Once your VM is created, hit "Connect" and it will download an RDP configuration file that should allow you to connect to the machine. On Windows, MSTSC is already installed and will automatically open when you double-click that file, log in using the credentials you specified on creation, and you'll be presented with a new Windows VM. Load up Visual Studio using the Start menu and once you sign in and it gets through the initial "first time use" screen you should be ready to go.
If you're using a Mac you may need to install Microsoft Remote Desktop from the App Store, which will allow you to connect to the Windows VM you've created and use it as if you were sitting in front of it. Once you've got Remote Desktop running, click New to create a new connection, give your connection a name, and enter the Public IP address of your VM in the "PC name" field. You can enter your User name and Password too, if you want to have them automatically sent every time you log in.
Close the "Edit remote desktops" window, then double-click your new connection to launch a remote desktop session to your VM. Load up Visual Studio using the Start menu and once you sign in and it gets through the initial "first time use" screen you should be ready to go.

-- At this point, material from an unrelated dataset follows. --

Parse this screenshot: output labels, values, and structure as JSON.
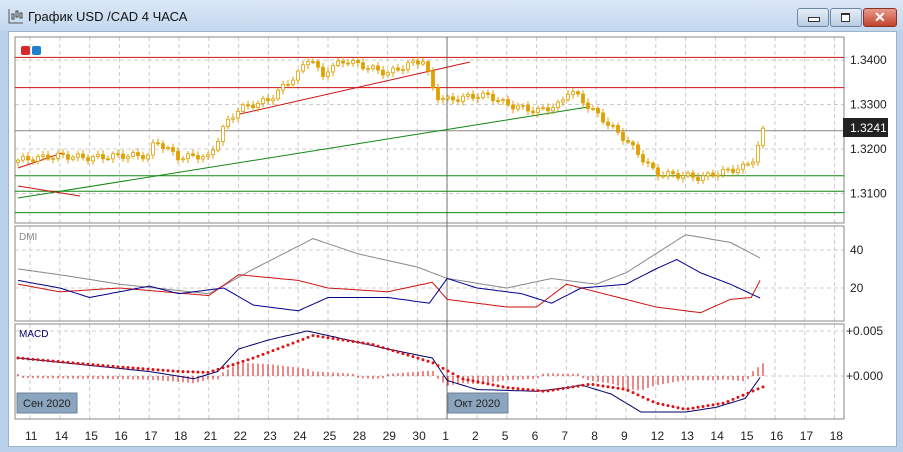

If you've never used Git from within Visual Studio, it is easy to clone and open solutions directly from within the tool. From the File menu, just choose Open->Open from Source Control:
and that will load a window allowing you to clone a GitHub repo (well, any remote repo) locally:
Once you've cloned, you should be able to navigate the directory using the Solution Explorer and open the .sln file you want.